No. It has just appeared in a problem sheet. We don't have a text for this part of the course, nor did this formula feature in the lectures.

6. Nov 21, 2007

### marcusl

That's pretty irresponsible of your professor! I don't have time to address this now (I'm at work, and later I'll be preparing for tomorrow's Thanksgiving party). I can steer you to this article
http://en.wikipedia.org/wiki/Information_entropy" [Broken]
Following Eq. (5) is a short discussion of a coin toss and a curve showing maximum entropy for a fair coin. (This curve is for a single toss).
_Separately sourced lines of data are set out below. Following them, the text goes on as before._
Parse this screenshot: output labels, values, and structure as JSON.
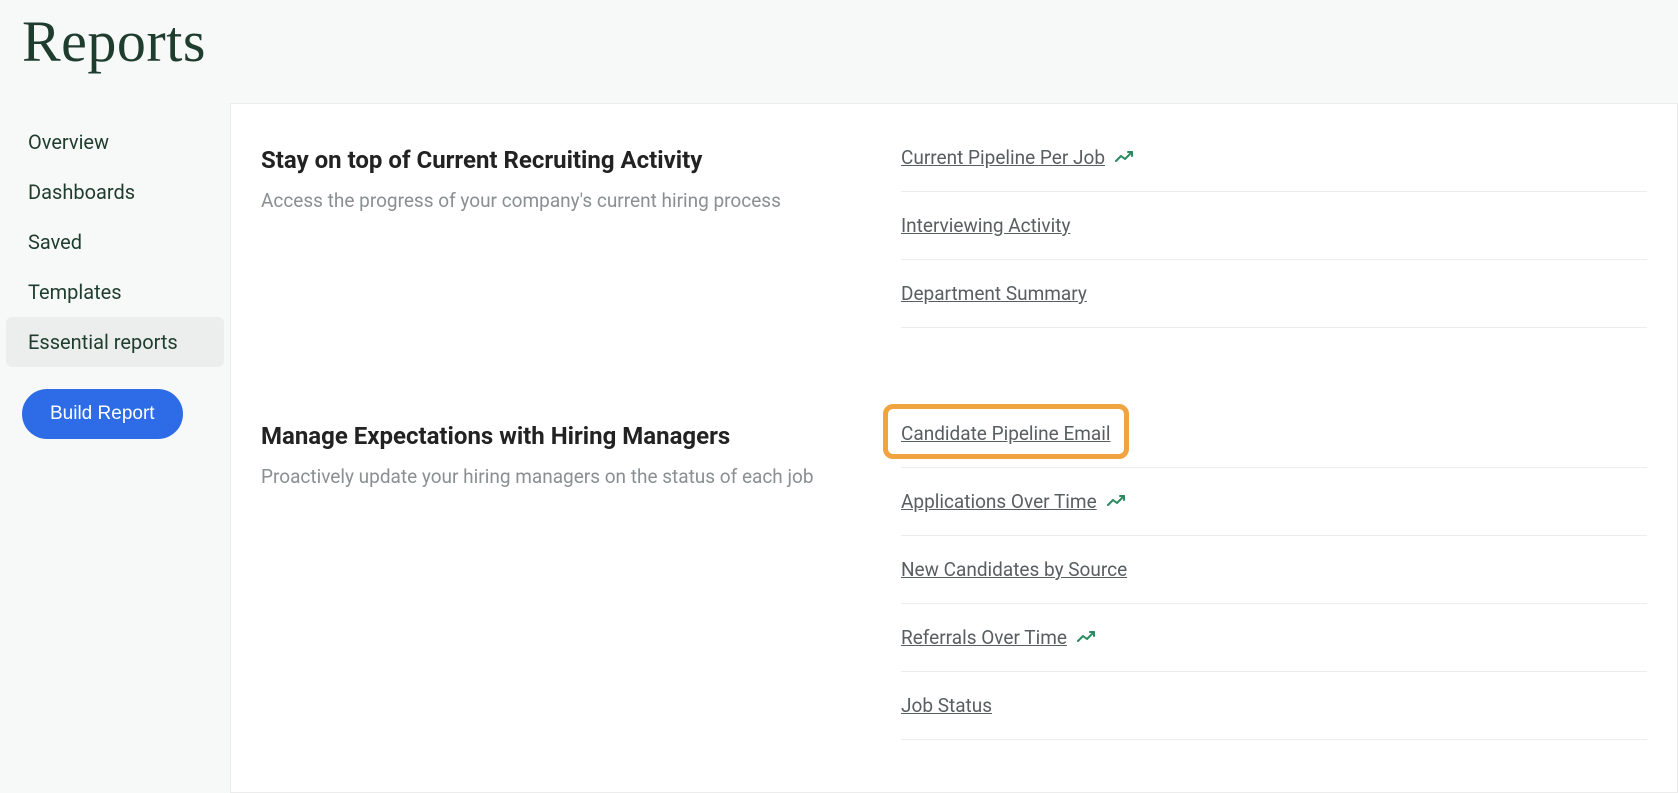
{
  "page_title": "Reports",
  "sidebar": {
    "items": [
      {
        "label": "Overview",
        "active": false
      },
      {
        "label": "Dashboards",
        "active": false
      },
      {
        "label": "Saved",
        "active": false
      },
      {
        "label": "Templates",
        "active": false
      },
      {
        "label": "Essential reports",
        "active": true
      }
    ],
    "build_report_label": "Build Report"
  },
  "sections": [
    {
      "title": "Stay on top of Current Recruiting Activity",
      "description": "Access the progress of your company's current hiring process",
      "links": [
        {
          "label": "Current Pipeline Per Job",
          "has_chart_icon": true,
          "highlighted": false
        },
        {
          "label": "Interviewing Activity",
          "has_chart_icon": false,
          "highlighted": false
        },
        {
          "label": "Department Summary",
          "has_chart_icon": false,
          "highlighted": false
        }
      ]
    },
    {
      "title": "Manage Expectations with Hiring Managers",
      "description": "Proactively update your hiring managers on the status of each job",
      "links": [
        {
          "label": "Candidate Pipeline Email",
          "has_chart_icon": false,
          "highlighted": true
        },
        {
          "label": "Applications Over Time",
          "has_chart_icon": true,
          "highlighted": false
        },
        {
          "label": "New Candidates by Source",
          "has_chart_icon": false,
          "highlighted": false
        },
        {
          "label": "Referrals Over Time",
          "has_chart_icon": true,
          "highlighted": false
        },
        {
          "label": "Job Status",
          "has_chart_icon": false,
          "highlighted": false
        }
      ]
    }
  ],
  "colors": {
    "accent_green": "#2a8a5f",
    "highlight_orange": "#f0a33f",
    "button_blue": "#2e6be6"
  }
}
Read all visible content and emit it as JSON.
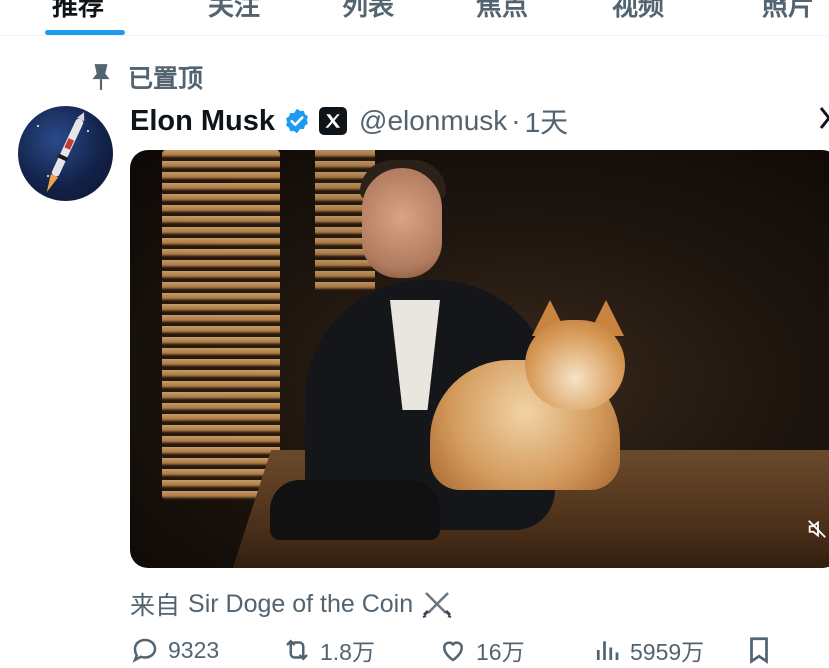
{
  "tabs": [
    {
      "label": "推荐",
      "active": true
    },
    {
      "label": "关注",
      "active": false
    },
    {
      "label": "列表",
      "active": false
    },
    {
      "label": "焦点",
      "active": false
    },
    {
      "label": "视频",
      "active": false
    },
    {
      "label": "照片",
      "active": false
    }
  ],
  "pinned": {
    "label": "已置顶",
    "icon": "pin-icon"
  },
  "tweet": {
    "author_name": "Elon Musk",
    "handle": "@elonmusk",
    "separator": "·",
    "time": "1天",
    "verified_icon": "verified-badge-icon",
    "affiliate_icon": "x-logo-icon",
    "media_icon": "muted-volume-icon",
    "source_prefix": "来自",
    "source_name": "Sir Doge of the Coin",
    "source_icon": "crossed-swords-icon"
  },
  "actions": {
    "reply_count": "9323",
    "retweet_count": "1.8万",
    "like_count": "16万",
    "view_count": "5959万"
  },
  "colors": {
    "accent": "#1d9bf0",
    "text_primary": "#0f1419",
    "text_secondary": "#536471"
  }
}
I can get back to you on Friday. Can anyone else help in the meantime?

Last edited by a moderator: May 3, 2017
7. Nov 22, 2007

### T-7

Enjoy the thanksgiving party.

I shall re-launch part of the question in a new thread, along with my rather rushed musings on it so far...

Last edited by a moderator: May 3, 2017
8. Nov 23, 2007

### marcusl

Hi, I'm back a little more relaxed and weighing a little more Hope everyone else (in the US, anyway) had a great holiday.

Here's how to work the problem for N = 4 random bits. For sake of completeness, we note that the number of different strings of 4 bits is M = 2^N = 16.

Case A) Equal probability of 0's and 1's, so number of 0's is k = 0.5 * N = 2. The number of ways m to sample k=2 objects from N=4, where the order doesn't matter, is 6. You can see this by writing down all strings of 2 0s's and 2 1's. When you get to larger numbers, use combinatorics (see, e.g.,
http://en.wikipedia.org/wiki/Combinatorics" [Broken]).
EDIT: Stirling's approximation helps with the big factorials. (See
http://en.wikipedia.org/wiki/Stirling_approximation" [Broken].)

The number of ways to choose k objects from N is
$$m = {N\choose k} = \frac{N!}{k!(N - k)!}$$

In other words, there are 6 microstates that belong to the macrostate two 0's and two 1's.

Let's turn now to the entropy,
$$S = - \sum_{i=1}^{m} p_{i}log_{2}p_{i} .$$
For random bits (or coin tosses or dice throws), the probability of each microstate making up a macrostate is identical and equal to 1/m. The entropy simplifies to
$$S = log_{2} m$$.
For case A,
$$S_{A} = log_{2} 6$$.
This case has the maximal information entropy for N=4 random bits.
Compare to the extreme case B of zero 0's. The number of ways to take N objects from N is m=1, so
$$S_{B} = log_{2} 1 = 0$$.
This (and the case of all 0's) have minimal entropy.

In words, case A makes the least assumptions about the bits (equal probability of 0 or 1), which is justified if we have no information to the contrary. This is the case which conveys the maximal amount of information. If that seems confusing, consider case B where every message consists of all 1's. All messages are the same, and we knew what they'd be in advance, so we receive no information at all!

Hope this helps, and gives you a start towards understanding Shannon's information entropy.

Last edited by a moderator: May 3, 2017
9. Nov 25, 2007

### T-7

Splendid. Thanks very much for your help.